Based on this input I have deducted the following tuning darktable (some is specific to my pc):

  1. Make sure that as much as possible is processed on the NVIDIA GPU. That means turn on OpenCL and prevent the Intel GPU from being used
  2. There are enough resources to edit images like the demo image effectively (no tiling). The speed of the GPU is the limiting factor.
  3. Exporting is very hard on resources and runs for a very long time if processing on the NVIDIA GPU is not possible (due to lack of memory). Even tiling slows down the export a lot.
  4. The NVIDIA card is seldom used in everyday situations (only when processing video, Photoshop, NORTON security scanning and darktable and maybe few other special cases)

So:
The default OpenCl setting is not ideal in this situation since it explicitly prevents the NVIDIA GPU from processing the preview.

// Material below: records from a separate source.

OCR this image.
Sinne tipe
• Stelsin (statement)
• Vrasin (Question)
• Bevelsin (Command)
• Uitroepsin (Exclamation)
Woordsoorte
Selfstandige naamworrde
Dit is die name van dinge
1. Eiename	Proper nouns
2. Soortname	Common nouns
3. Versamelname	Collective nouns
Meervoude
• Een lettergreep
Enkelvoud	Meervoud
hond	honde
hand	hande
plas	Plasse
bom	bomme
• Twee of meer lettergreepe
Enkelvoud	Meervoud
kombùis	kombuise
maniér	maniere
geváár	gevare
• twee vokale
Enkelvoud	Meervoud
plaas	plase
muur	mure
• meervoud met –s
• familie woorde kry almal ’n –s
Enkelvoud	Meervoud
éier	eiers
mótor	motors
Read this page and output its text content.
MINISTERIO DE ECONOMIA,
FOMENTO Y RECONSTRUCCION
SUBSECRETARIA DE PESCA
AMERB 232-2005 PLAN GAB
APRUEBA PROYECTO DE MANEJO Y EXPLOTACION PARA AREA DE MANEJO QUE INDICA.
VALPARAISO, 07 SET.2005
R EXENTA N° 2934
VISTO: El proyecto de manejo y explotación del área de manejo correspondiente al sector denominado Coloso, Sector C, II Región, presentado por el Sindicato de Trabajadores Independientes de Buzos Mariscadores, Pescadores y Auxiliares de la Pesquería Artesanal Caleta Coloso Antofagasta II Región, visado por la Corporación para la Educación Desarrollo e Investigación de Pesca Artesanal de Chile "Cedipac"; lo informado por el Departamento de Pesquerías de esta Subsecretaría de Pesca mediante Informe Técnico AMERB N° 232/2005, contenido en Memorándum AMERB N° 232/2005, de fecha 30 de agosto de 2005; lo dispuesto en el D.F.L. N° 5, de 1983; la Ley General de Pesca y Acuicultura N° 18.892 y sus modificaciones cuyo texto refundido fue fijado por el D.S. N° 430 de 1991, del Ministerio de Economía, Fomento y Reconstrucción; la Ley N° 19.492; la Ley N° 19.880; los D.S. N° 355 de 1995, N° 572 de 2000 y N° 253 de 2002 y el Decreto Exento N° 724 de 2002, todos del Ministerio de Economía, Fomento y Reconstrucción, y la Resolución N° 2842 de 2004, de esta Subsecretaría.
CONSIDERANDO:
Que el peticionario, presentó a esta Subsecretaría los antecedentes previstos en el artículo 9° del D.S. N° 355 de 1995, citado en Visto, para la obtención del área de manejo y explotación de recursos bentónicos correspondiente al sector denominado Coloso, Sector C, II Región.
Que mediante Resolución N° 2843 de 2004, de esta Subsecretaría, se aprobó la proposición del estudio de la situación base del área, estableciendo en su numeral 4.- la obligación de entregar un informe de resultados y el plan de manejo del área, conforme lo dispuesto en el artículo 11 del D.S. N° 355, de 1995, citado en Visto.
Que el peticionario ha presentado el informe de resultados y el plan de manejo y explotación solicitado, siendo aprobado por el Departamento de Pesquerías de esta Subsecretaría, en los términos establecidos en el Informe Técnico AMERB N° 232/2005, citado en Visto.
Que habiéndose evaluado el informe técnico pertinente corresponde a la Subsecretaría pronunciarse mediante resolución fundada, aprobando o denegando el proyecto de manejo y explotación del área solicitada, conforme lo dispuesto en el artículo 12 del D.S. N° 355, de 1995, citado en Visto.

There are a number of ways to prevent the Intel GPU from being used. The INTEL GPU can be removed from the system or deactivated with possible consequences for battery life and other problems.
Use of the INTEL GPU can also be prevented with several different settings in darktable. Iā€™m not sure whether any one method is clearly superior to others. It seems that darktable all by itself selects the NVIDIA card if allowed.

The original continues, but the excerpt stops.